Git ships with a tiny utility __git_ps1 that displays your current branch in your bash prompt. For Mercurial is a similiar project on Bitbucket available, however it's slow. In fact; it's so slow, you can't work with your shell anymore.
Jannis pointed me to another project called vcprompt which is written in C and currently supports Git and Mercurial. And it's as nearly fast as the __git_ps1 utility. :-)
Steve Losch May 14, 2009
One thing that vcprompt doesn't show, which the other implementations provide, is the dirty state of the repository. The others will display a '?' for "untracked files present", a '!' for "files have been modified", or nothing for a clean repository, which can be really handy.
I'm surprised that the Mercurial PS1 version you linked to on BitBucket is "so slow, you can't work with your shell anymore." I wrote my own version which is even slower than that one (but allows me to split up the pieces by color, see my own blog for details) and I find it very usable. What kind of machine are you running this on?
Martin Mahner May 14, 2009
I agree, the ?! is really handy.

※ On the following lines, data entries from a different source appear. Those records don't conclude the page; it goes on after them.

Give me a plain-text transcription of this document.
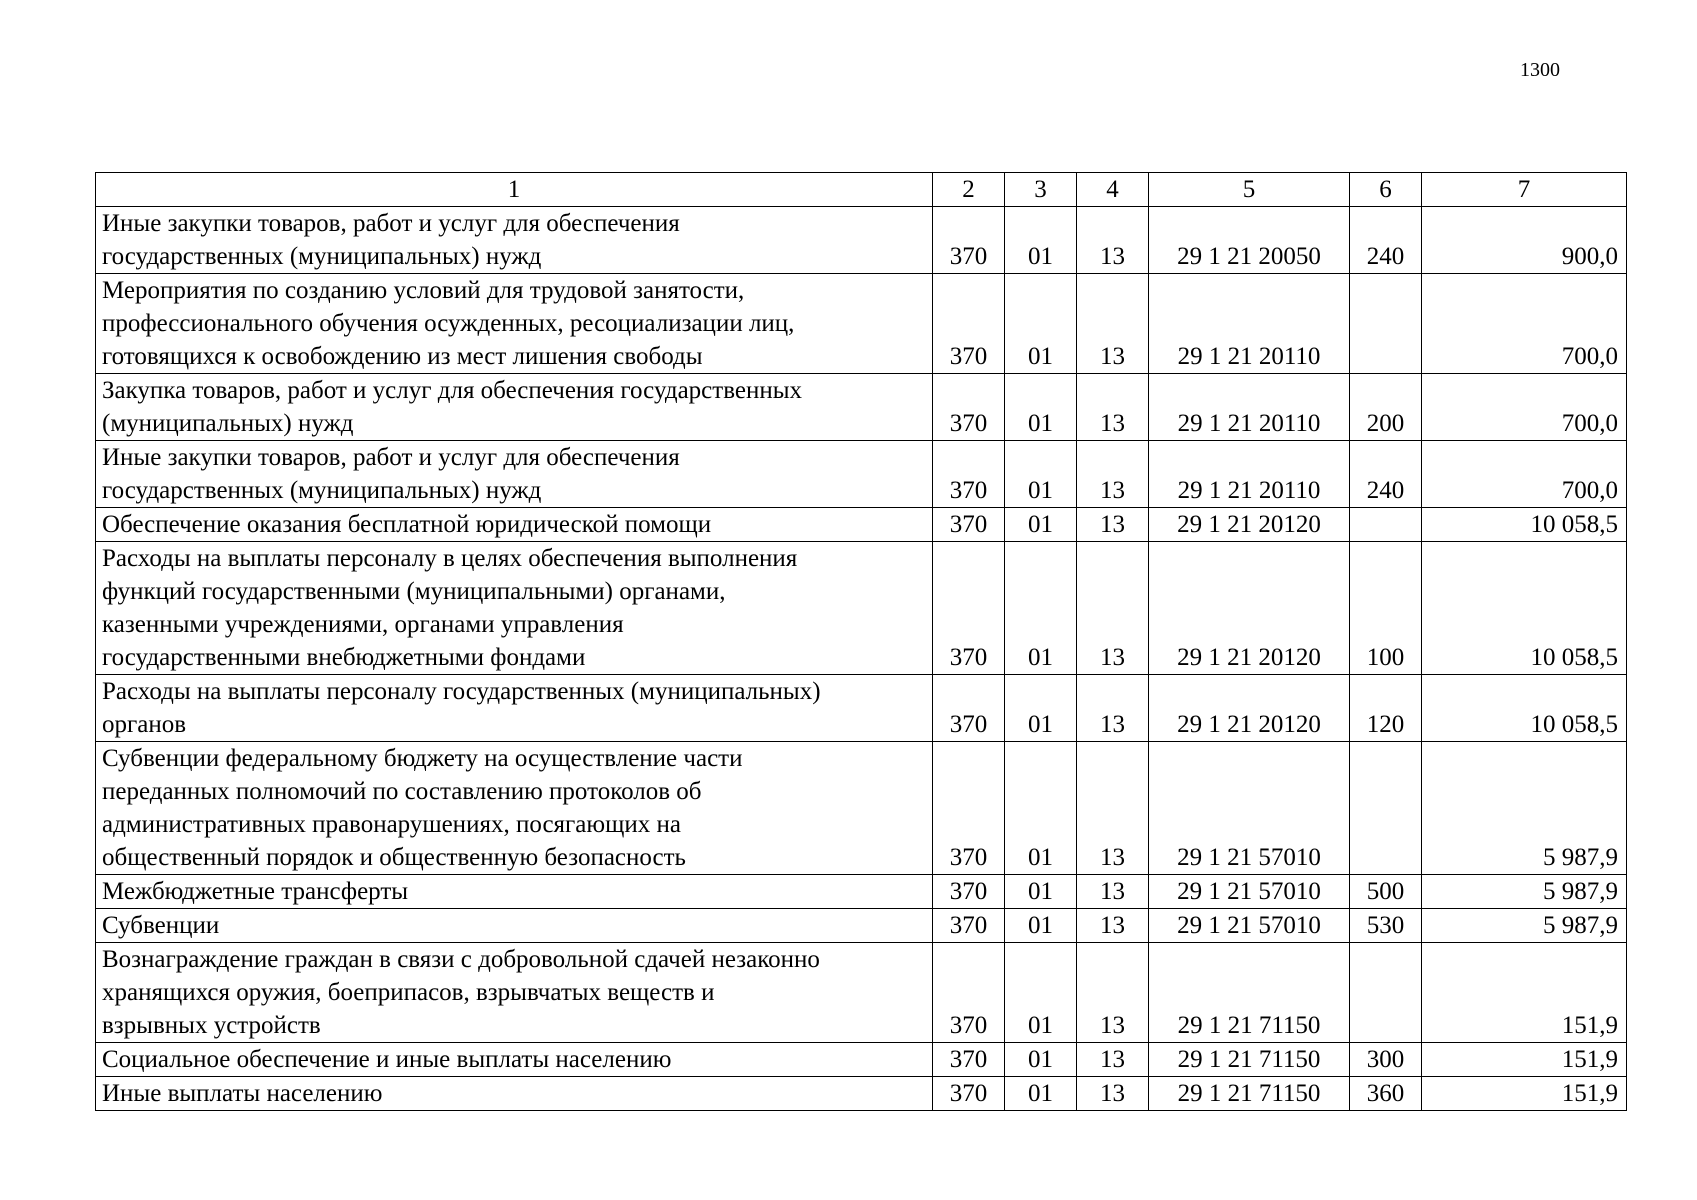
1300
1	2	3	4	5	6	7

Иные закупки товаров, работ и услуг для обеспечения
государственных (муниципальных) нужд	370	01	13	29 1 21 20050	240	900,0

Мероприятия по созданию условий для трудовой занятости,
профессионального обучения осужденных, ресоциализации лиц,
готовящихся к освобождению из мест лишения свободы	370	01	13	29 1 21 20110		700,0

Закупка товаров, работ и услуг для обеспечения государственных
(муниципальных) нужд	370	01	13	29 1 21 20110	200	700,0

Иные закупки товаров, работ и услуг для обеспечения
государственных (муниципальных) нужд	370	01	13	29 1 21 20110	240	700,0

Обеспечение оказания бесплатной юридической помощи	370	01	13	29 1 21 20120		10 058,5

Расходы на выплаты персоналу в целях обеспечения выполнения
функций государственными (муниципальными) органами,
казенными учреждениями, органами управления
государственными внебюджетными фондами	370	01	13	29 1 21 20120	100	10 058,5

Расходы на выплаты персоналу государственных (муниципальных)
органов	370	01	13	29 1 21 20120	120	10 058,5

Субвенции федеральному бюджету на осуществление части
переданных полномочий по составлению протоколов об
административных правонарушениях, посягающих на
общественный порядок и общественную безопасность	370	01	13	29 1 21 57010		5 987,9

Межбюджетные трансферты	370	01	13	29 1 21 57010	500	5 987,9

Субвенции	370	01	13	29 1 21 57010	530	5 987,9

Вознаграждение граждан в связи с добровольной сдачей незаконно
хранящихся оружия, боеприпасов, взрывчатых веществ и
взрывных устройств	370	01	13	29 1 21 71150		151,9

Социальное обеспечение и иные выплаты населению	370	01	13	29 1 21 71150	300	151,9

Иные выплаты населению	370	01	13	29 1 21 71150	360	151,9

I used hg_ps1 with iTerm on OSX. It's really sluggish, every return-hit takes nearly a second to complete, even if I'm not within a hg repository.
Jannis Leidel May 18, 2009
I agree, seeing modification state is very useful. Fortunately vcprompt is far from ready and the author plans to add this feature. In fact I've started implementing Subversion support and found the plumbing for this feature already in place: http://bitbucket.org/jezdez/vcprompt/src/9879f39e4e65/src...
It's "just" a matter of making the vcs backends check for the state and set the appropriate variables.